Exterior insulation is on the scene and occupying a more commanding role as better building practices evolve. It offers an arguably superior opportunity to create continuous insulation of the structure. That means fewer thermal breaks and bridges. However, as the shift from theory to application occurs there are some important pieces to consider.
An initial consideration is the climate zone. Anything in Zone 6 (roughly the northern third of the US) or above requires exterior insulation. There is a seemingly intuitive conclusion to be made here. If this type of building practice makes sense where the elements are severe should I not adopt it in my zone so as to create a better built, more efficient home? Yes and no is the answer. Yes, you should build better. No, you should not assume that your friend’s bomber new house in Vermont will serve you well in San Clemente, CA.
Why not? Vapor
Exterior insulation can be useful in loads of climates but the entirety of the wall system must be considered in order to address inevitable vapor drive. In short, you must be incredibly careful not to allow condensation to happen where it can cause severe problems. You are up against moisture, heat, and cold and their very creative travel plans.
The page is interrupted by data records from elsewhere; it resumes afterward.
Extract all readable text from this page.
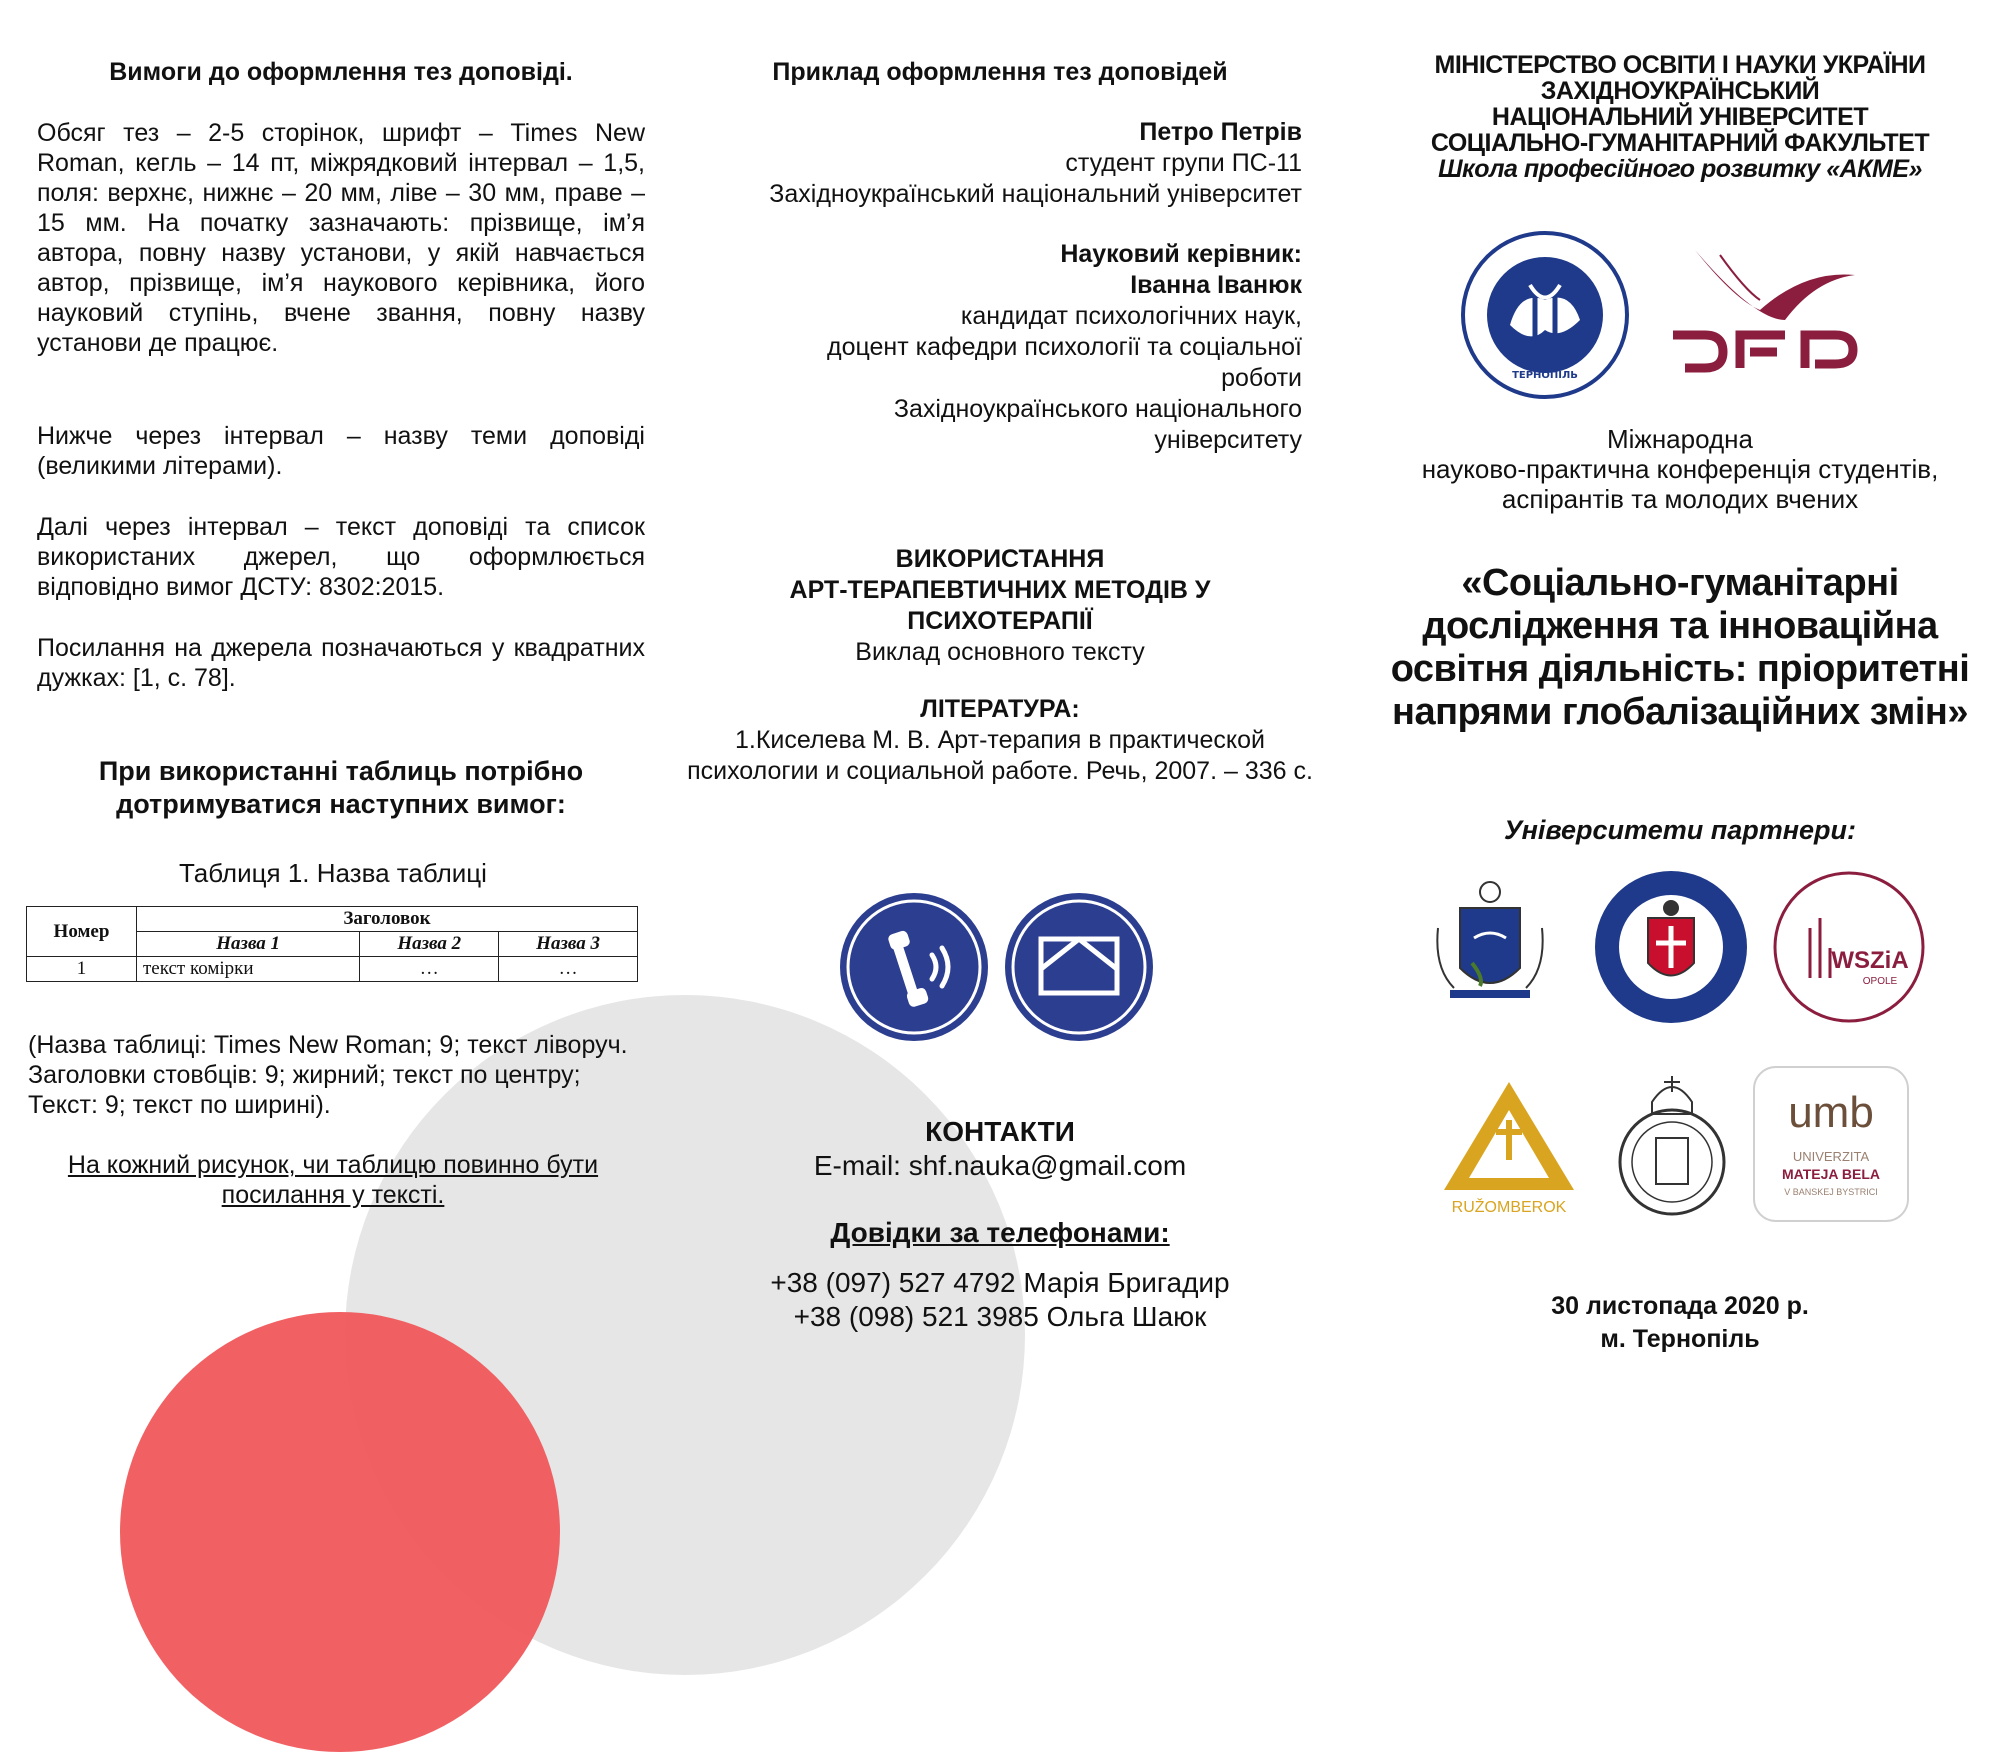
Вимоги до оформлення тез доповіді.

Обсяг тез – 2-5 сторінок, шрифт – Times New Roman, кегль – 14 пт, міжрядковий інтервал – 1,5, поля: верхнє, нижнє – 20 мм, ліве – 30 мм, праве – 15 мм. На початку зазначають: прізвище, ім’я автора, повну назву установи, у якій навчається автор, прізвище, ім’я наукового керівника, його науковий ступінь, вчене звання, повну назву установи де працює.

Нижче через інтервал – назву теми доповіді (великими літерами).

Далі через інтервал – текст доповіді та список використаних джерел, що оформлюється відповідно вимог ДСТУ: 8302:2015.

Посилання на джерела позначаються у квадратних дужках: [1, с. 78].

При використанні таблиць потрібно дотримуватися наступних вимог:
Таблиця 1. Назва таблиці
Номер	Заголовок		
	Назва 1	Назва 2	Назва 3
1	текст комірки	…	…
(Назва таблиці: Times New Roman; 9; текст ліворуч. Заголовки стовбців: 9; жирний; текст по центру; Текст: 9; текст по ширині).
На кожний рисунок, чи таблицю повинно бути посилання у тексті.
Приклад оформлення тез доповідей
Петро Петрів
студент групи ПС-11
Західноукраїнський національний університет
Науковий керівник:
Іванна Іванюк
кандидат психологічних наук,
доцент кафедри психології та соціальної
роботи
Західноукраїнського національного
університету
ВИКОРИСТАННЯ
АРТ-ТЕРАПЕВТИЧНИХ МЕТОДІВ У
ПСИХОТЕРАПІЇ
Виклад основного тексту
ЛІТЕРАТУРА:
1.Киселева М. В. Арт-терапия в практической психологии и социальной работе. Речь, 2007. – 336 с.
КОНТАКТИ
E-mail: shf.nauka@gmail.com
Довідки за телефонами:
+38 (097) 527 4792 Марія Бригадир
+38 (098) 521 3985 Ольга Шаюк
МІНІСТЕРСТВО ОСВІТИ І НАУКИ УКРАЇНИ
ЗАХІДНОУКРАЇНСЬКИЙ
НАЦІОНАЛЬНИЙ УНІВЕРСИТЕТ
СОЦІАЛЬНО-ГУМАНІТАРНИЙ ФАКУЛЬТЕТ
Школа професійного розвитку «АКМЕ»
ТЕРНОПІЛЬ
Міжнародна
науково-практична конференція студентів,
аспірантів та молодих вчених
«Соціально-гуманітарні дослідження та інноваційна освітня діяльність: пріоритетні напрями глобалізаційних змін»
Університети партнери:
WSZiA
OPOLE
RUŽOMBEROK
umb
UNIVERZITA
MATEJA BELA
V BANSKEJ BYSTRICI
30 листопада 2020 р.
м. Тернопіль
Key components are the air barrier, vapor control layer, air gap, proper (insulation) medium, and proper installation. In making these decisions there is a common goal in all climates: don’t trap moisture in a place where there is no escape route. The folks at Ecohome do a great job in simplifying this equation (and yes we don’t mind that they’ve chosen wool for their example!!):
A wool sweater, for example, is a good choice of natural insulation and will keep you warm when there is no air movement, but will allow the wind to howl right through it. A wool sweater with a raincoat will keep you warm but hold moisture inside and soak your insulation. A wool sweater with a windbreaker will keep you warm, stop the wind from stealing your heat, yet allow moisture to diffuse through it.
They also do a great job explaining the basics of this approach in the video here.
Healthy, high-performance homes need careful consideration relative to locale; thereafter a process can be followed to create a remarkably efficient, healthy, and comfortable space. And in our continued effort to paint a realistic picture, not bash your local GC, there is a very good chance he or she does not know how to do this properly so as ever remain incredibly vigilant, do your own homework, and don’t proceed until you are sure.